Verdachte heeft zich schuldig gemaakt aan medeplichtigheid aan hennepteelt. De Vietnamese tante van verdachte, [medeverdachte 1] , heeft samen met onder meer twee Nederlandse mannen een hennepstekkerij met meer dan vierduizend planten gerund. Verdachte spreekt zowel Vietnamees als Nederlands en trad op verzoek van haar tante op als tolk. Hierdoor is zij behulpzaam geweest bij het telen van hennep.
In de reclasseringsrapporten wordt onder meer genoemd dat verdachte het feit vermoedelijk heeft gepleegd uit loyaliteit naar haar tante. Verdachte had aanvankelijk problemen op verschillende leefgebieden, maar haar situatie is na verloop van tijd gestabiliseerd. Het recidiverisico wordt ingeschat als laag. Verdachte staat open voor hulp en de reclassering acht toezicht en behandeling geïndiceerd om verdachte verder te ondersteunen in haar proces van bewustwording en assertiviteitsontwikkeling.
Ter zitting heeft verdachte verteld dat zij inmiddels - vier maanden na oplevering van het laatste reclasseringsrapport - niet meer in de schuldsanering zit en dat zij werkt met behoud van uitkering. Zij heeft geleerd van de situatie en acht hulp van de reclassering inmiddels niet meer nodig.
Gelet op het beperkte aandeel dat verdachte heeft gehad in de hennepstekkerij acht de rechtbank een taakstraf een passende strafmodaliteit. De rechtbank slaat tevens acht op de omstandigheden waaronder verdachte bij de hennepstekkerij betrokken is geraakt. De rechtbank acht het voorstelbaar dat het lastig was voor verdachte om de verzoeken van haar tante om als tolk op te treden te weigeren als haar jongere nichtje. Ook weegt de rechtbank mee dat verdachte niet lijkt te hebben gehandeld uit winstbejag; nergens blijkt uit dat zij voor het tolken betaald kreeg. Verdachte is niet eerder in aanraking is geweest met justitie en heeft (mede gelet op de relatief eenvoudige aard van het verwijt) lang in onzekerheid gezeten over de afdoening van haar strafzaak.
Alles overwegend acht de rechtbank een taakstraf van 100 uur passend en geboden. De rechtbank zal geen voorwaardelijk deel opleggen, gelet op het feit dat zij haar leven weer op orde lijkt te hebben en een stok achter de deur niet meer nodig lijkt.
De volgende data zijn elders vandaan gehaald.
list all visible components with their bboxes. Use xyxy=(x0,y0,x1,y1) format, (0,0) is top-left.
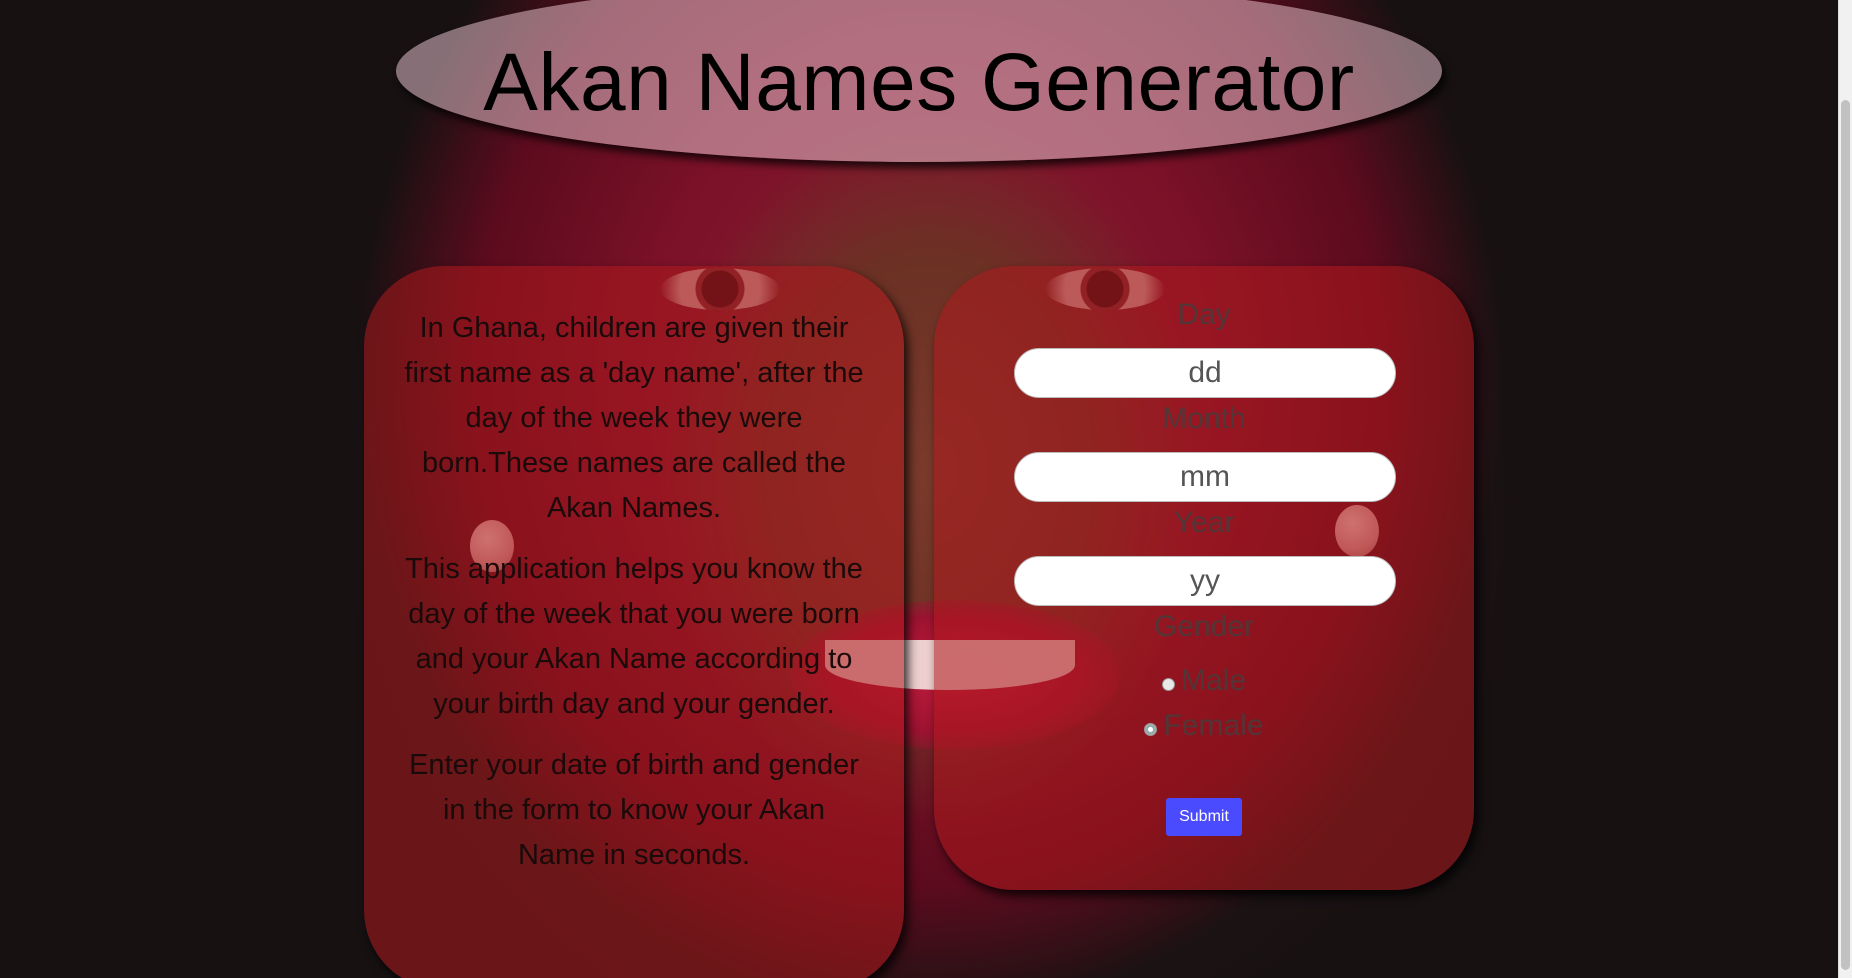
gender-label: Gender xyxy=(1153,610,1255,643)
info-paragraph-purpose: This application helps you know the day … xyxy=(405,553,863,720)
submit-button[interactable]: Submit xyxy=(1166,798,1242,836)
gender-option-male[interactable]: Male xyxy=(934,664,1474,698)
year-input[interactable] xyxy=(1014,556,1396,606)
male-radio[interactable] xyxy=(1161,677,1175,691)
page-scrollbar[interactable] xyxy=(1838,0,1852,978)
gender-option-female[interactable]: Female xyxy=(934,709,1474,743)
female-radio[interactable] xyxy=(1144,722,1158,736)
page-title: Akan Names Generator xyxy=(483,37,1355,128)
year-label: Year xyxy=(1173,506,1235,539)
female-radio-label[interactable]: Female xyxy=(1163,709,1263,743)
scrollbar-thumb[interactable] xyxy=(1841,100,1850,970)
day-input[interactable] xyxy=(1014,348,1396,398)
month-label: Month xyxy=(1162,402,1246,435)
day-label: Day xyxy=(1177,298,1231,331)
birth-date-form: Day Month Year Gender Male Female Submit xyxy=(934,266,1474,890)
male-radio-label[interactable]: Male xyxy=(1181,664,1246,698)
info-paragraph-intro: In Ghana, children are given their first… xyxy=(404,312,864,524)
info-panel: In Ghana, children are given their first… xyxy=(364,266,904,978)
month-input[interactable] xyxy=(1014,452,1396,502)
info-paragraph-instructions: Enter your date of birth and gender in t… xyxy=(409,749,859,871)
Toepassing van wetsartikelen

De rechtbank heeft gelet op de artikelen 9 en 48 van het Wetboek van Strafrecht en de artikelen 3 en 11 van de Opiumwet.
Deze voorschriften zijn toegepast, zoals zij ten tijde van het bewezen verklaarde rechtens golden dan wel ten tijde van deze uitspraak gelden.

Uitspraak

De rechtbank

Verklaart het ten laste gelegde bewezen, te kwalificeren en strafbaar zoals voormeld en verdachte daarvoor strafbaar.
Verklaart niet bewezen hetgeen aan verdachte meer of anders is ten laste gelegd dan het bewezen verklaarde en spreekt verdachte daarvan vrij.
Veroordeelt verdachte tot:

een taakstraf voor de duur van 100 uren.

Beveelt dat voor het geval de veroordeelde de taakstraf niet naar behoren verricht, vervangende hechtenis voor de duur van 50 dagen zal worden toegepast.
Beveelt dat de tijd door de veroordeelde vóór de tenuitvoerlegging van deze uitspraak in verzekering en/of voorlopige hechtenis doorgebracht, bij de uitvoering van de opgelegde taakstraf geheel in mindering zal worden gebracht naar de maatstaf van 2 uren per dag inverzekeringstelling/voorlopige hechtenis.
Dit vonnis is gewezen door mr. G. Eelsing, voorzitter, mr. O.J. Bosker en mr. drs. J.V. Nolta, rechters, bijgestaan door mr. C.L. van der Woude, griffier, en uitgesproken ter openbare terechtzitting van deze rechtbank op 31 januari 2023.
Mr. Nolta is buiten staat dit vonnis mede te ondertekenen.
Wanneer in de voetnoten wordt verwezen naar een dossier wordt telkens bedoeld het dossier NNRCC20024 MASAYA, gesloten op 23 januari 2022.
Het proces-verbaal aantreffen hennepstekkerij d.d. 17 december 2020, p.894 e.v. van voornoemd dossier.
Het proces-verbaal van verhoor van verdachte d.d. 6 oktober 2021, p.3014 e.v. van voornoemd dossier.
Het proces-verbaal van verhoor van verdachte d.d. 6 oktober 2021, p.3014 e.v. van voornoemd dossier.
Het proces-verbaal van verhoor van [medeverdachte 1] d.d. 7 oktober 2021, p.2934 e.v. van voornoemd dossier.
Het proces-verbaal van verhoor van verdachte d.d. 6 oktober 2021, p.3014 e.v. van voornoemd dossier.